Die Hauptzutat zur Paella, Reis, wird nicht weit von der Stadtgrenze entfernt angebaut, nämlich im Delta de l’Ebre im südlichen Katalonien, und kommt oft zum Einsatz. Die Reisgerichte in Barcelona mit Fisch aus dem Mittelmeer und Fleisch von den nahen Bergen zählen zu den besten Spaniens – nur denen aus Valencia können sie nicht das Wasser reichen.

Pilze sammeln

Bolets (Waldpilze) sind eine wahre Passion – im Herbst verschwinden die Katalanen im Wald, um sie zu suchen. Die großen, fleischigen rovellons (Edelreizker) sind besonders beliebt.

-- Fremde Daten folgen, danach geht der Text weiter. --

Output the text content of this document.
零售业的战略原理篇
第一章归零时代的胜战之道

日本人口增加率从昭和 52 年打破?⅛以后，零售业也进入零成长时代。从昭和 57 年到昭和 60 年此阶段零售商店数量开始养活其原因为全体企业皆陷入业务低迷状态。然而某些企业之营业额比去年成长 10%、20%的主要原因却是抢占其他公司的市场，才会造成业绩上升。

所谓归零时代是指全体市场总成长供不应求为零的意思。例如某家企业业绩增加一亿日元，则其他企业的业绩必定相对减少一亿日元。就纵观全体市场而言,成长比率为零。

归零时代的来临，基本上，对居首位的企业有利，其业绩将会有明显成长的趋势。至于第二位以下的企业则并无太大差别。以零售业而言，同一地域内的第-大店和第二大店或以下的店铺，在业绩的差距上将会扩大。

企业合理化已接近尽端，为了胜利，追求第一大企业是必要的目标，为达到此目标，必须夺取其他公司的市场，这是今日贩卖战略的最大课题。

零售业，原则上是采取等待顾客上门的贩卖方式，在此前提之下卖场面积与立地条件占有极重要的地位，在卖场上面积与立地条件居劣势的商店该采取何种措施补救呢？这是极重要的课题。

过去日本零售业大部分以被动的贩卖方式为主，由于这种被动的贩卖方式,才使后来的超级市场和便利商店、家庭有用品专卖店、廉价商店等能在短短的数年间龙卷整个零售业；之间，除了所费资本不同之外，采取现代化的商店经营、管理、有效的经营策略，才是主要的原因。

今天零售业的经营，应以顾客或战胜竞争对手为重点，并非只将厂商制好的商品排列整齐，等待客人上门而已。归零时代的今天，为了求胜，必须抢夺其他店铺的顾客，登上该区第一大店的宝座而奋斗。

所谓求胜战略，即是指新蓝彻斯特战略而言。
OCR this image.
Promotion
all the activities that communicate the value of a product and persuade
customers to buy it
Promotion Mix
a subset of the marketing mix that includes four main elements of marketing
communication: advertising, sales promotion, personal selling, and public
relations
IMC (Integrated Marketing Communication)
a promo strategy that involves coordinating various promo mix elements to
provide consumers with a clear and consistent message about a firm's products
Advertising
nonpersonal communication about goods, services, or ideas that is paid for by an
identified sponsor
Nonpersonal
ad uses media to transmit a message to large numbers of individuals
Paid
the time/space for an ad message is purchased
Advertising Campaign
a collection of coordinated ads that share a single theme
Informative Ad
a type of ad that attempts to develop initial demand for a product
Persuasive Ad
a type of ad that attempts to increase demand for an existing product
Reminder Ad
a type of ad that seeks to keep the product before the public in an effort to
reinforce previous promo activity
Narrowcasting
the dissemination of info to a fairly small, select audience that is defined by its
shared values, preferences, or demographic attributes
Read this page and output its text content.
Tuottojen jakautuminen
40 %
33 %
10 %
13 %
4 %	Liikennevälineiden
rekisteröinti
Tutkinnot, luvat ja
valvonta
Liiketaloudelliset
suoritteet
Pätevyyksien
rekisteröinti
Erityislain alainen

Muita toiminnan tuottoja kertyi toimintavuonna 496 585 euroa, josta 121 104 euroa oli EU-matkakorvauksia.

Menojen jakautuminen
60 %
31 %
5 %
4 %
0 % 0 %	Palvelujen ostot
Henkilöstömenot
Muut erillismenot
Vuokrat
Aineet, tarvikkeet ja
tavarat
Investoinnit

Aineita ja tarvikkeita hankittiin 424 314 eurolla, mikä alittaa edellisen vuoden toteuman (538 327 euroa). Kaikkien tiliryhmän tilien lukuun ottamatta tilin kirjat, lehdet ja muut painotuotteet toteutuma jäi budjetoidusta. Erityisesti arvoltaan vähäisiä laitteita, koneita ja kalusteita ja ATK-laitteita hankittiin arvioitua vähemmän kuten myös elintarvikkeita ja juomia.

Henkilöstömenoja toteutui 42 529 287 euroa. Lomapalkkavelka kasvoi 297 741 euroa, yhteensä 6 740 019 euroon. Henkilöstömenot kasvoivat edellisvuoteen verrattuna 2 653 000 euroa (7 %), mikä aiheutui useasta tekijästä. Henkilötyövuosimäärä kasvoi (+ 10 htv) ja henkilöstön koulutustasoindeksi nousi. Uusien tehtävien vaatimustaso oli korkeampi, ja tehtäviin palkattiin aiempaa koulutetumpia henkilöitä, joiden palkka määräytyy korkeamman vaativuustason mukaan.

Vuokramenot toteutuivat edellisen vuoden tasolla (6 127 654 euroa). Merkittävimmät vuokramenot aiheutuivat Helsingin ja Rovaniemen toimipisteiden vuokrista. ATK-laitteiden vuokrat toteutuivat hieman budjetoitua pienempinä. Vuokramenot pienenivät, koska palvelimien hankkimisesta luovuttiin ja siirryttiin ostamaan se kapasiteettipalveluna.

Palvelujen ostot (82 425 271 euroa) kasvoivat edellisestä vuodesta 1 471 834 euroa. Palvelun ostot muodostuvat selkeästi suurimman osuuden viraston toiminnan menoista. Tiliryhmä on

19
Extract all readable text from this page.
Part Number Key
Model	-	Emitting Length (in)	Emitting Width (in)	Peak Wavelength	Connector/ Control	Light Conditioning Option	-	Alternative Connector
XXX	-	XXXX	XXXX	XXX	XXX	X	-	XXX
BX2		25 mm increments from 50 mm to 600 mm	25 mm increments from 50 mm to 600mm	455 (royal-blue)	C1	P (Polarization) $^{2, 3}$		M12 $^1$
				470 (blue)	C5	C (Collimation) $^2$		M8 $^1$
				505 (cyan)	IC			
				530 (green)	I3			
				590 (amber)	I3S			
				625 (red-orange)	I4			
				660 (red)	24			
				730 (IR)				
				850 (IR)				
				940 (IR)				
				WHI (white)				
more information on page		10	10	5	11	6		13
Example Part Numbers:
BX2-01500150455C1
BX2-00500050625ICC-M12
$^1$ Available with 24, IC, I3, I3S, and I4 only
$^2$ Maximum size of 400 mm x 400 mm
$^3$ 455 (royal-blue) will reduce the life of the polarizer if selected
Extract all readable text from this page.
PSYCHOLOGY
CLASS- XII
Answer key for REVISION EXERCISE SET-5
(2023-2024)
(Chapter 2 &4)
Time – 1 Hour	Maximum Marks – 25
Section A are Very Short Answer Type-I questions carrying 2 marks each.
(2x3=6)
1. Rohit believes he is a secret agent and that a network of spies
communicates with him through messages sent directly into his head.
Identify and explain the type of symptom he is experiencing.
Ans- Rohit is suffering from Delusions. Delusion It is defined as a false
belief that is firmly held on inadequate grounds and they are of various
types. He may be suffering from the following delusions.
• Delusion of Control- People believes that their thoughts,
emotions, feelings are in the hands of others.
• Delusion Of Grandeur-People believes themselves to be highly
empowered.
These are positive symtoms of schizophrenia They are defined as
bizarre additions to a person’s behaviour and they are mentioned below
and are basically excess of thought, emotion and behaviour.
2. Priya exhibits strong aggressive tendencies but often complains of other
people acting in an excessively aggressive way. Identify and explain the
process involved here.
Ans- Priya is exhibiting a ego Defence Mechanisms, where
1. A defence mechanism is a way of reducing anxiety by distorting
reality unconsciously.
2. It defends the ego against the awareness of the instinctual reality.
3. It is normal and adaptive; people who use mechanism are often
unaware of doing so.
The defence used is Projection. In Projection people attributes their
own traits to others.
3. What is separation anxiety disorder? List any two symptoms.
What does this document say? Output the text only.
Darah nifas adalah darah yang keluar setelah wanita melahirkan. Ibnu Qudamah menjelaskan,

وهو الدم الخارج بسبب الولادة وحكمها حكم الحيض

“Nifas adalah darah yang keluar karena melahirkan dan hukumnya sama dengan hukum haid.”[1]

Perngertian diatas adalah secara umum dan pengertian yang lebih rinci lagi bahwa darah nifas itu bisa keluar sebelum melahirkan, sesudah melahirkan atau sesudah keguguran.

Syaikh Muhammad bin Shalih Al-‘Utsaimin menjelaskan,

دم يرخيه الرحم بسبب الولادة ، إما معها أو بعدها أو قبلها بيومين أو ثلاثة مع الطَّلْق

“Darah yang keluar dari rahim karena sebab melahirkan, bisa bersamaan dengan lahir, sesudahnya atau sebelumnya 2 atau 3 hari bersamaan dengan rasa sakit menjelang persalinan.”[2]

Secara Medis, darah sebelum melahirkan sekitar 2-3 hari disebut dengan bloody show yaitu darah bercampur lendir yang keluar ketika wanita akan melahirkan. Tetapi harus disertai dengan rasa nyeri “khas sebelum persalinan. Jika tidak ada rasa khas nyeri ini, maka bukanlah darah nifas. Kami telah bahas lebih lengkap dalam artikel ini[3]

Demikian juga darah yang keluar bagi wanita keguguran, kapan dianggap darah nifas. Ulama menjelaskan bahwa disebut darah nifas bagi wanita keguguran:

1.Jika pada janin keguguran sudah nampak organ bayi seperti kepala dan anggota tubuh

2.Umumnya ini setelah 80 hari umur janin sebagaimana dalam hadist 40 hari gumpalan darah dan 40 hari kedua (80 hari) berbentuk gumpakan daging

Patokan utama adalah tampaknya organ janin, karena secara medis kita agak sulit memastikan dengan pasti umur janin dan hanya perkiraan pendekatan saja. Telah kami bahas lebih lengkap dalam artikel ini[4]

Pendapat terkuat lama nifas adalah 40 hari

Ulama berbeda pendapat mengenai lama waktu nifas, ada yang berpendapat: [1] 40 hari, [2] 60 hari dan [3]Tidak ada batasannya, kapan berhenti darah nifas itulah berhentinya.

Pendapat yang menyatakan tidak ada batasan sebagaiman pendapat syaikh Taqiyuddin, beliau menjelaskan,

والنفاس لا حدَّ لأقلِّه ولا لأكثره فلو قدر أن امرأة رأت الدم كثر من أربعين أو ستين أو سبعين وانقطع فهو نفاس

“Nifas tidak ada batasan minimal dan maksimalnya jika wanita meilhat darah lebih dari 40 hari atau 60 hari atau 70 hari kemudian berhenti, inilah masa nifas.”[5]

Trompetas de la muerte (Totentrompeten) gibt es im Sommer und Herbst, und sie sind eine Delikatesse. Bei einem Besuch im Oktober auf dem Boqueria-Markt im Zentrum von Barcelona lassen sich noch weitere Sorten entdecken.

Käseherstellung

Katalanischer Käse wird hauptsächlich in La Seu d’Urgell, der Cerdanya und der Region Pallars im Nordwesten hergestellt. Obwohl einige traditionelle Käsesorten selten werden, kann man auf Bauernmärkten und in Feinkostläden immer noch Produkte wie formatge de tupí (Ziegenkäse in Olivenöl) kaufen.

Italienisch beeinflusste Gerichte

Die katalanische Version von Pizza heißt coca und hat meist eine längliche Form wie eine breite Zunge. Es gibt mehrere Variationen, sowohl herzhafte als auch süße. Herzhafte sind mit Tomaten, Zwiebeln, Paprika und manchmal Sardinen belegt. Die süße Version wird oft mit Mandeln gebacken. Sie ist beliebter und Teil vieler Feste wie z. B. des Dìa de Sant Joan im Juni. Außerdem lieben die Katalanen Pasta, und canelons (ähnlich den italienischen Cannelloni) kommen oft auf den Tisch.

Tapas

Statt eine Mahlzeit im Sitzen einzunehmen, bevorzugen einige Einheimische tapear oder ir de tapeo (von Tapasbar zu Tapasbar ziehen, auch picar oder pica-pica genannt). Dabei stehen die Gäste locker in Bars herum und suchen sich etwas aus dem Angebot herzhafter Leckerbissen aus. Ob man nun die ganze Zeit in einer Bar bleibt oder weiterzieht, überall wird getrunken und schnabuliert bis zum Abwinken.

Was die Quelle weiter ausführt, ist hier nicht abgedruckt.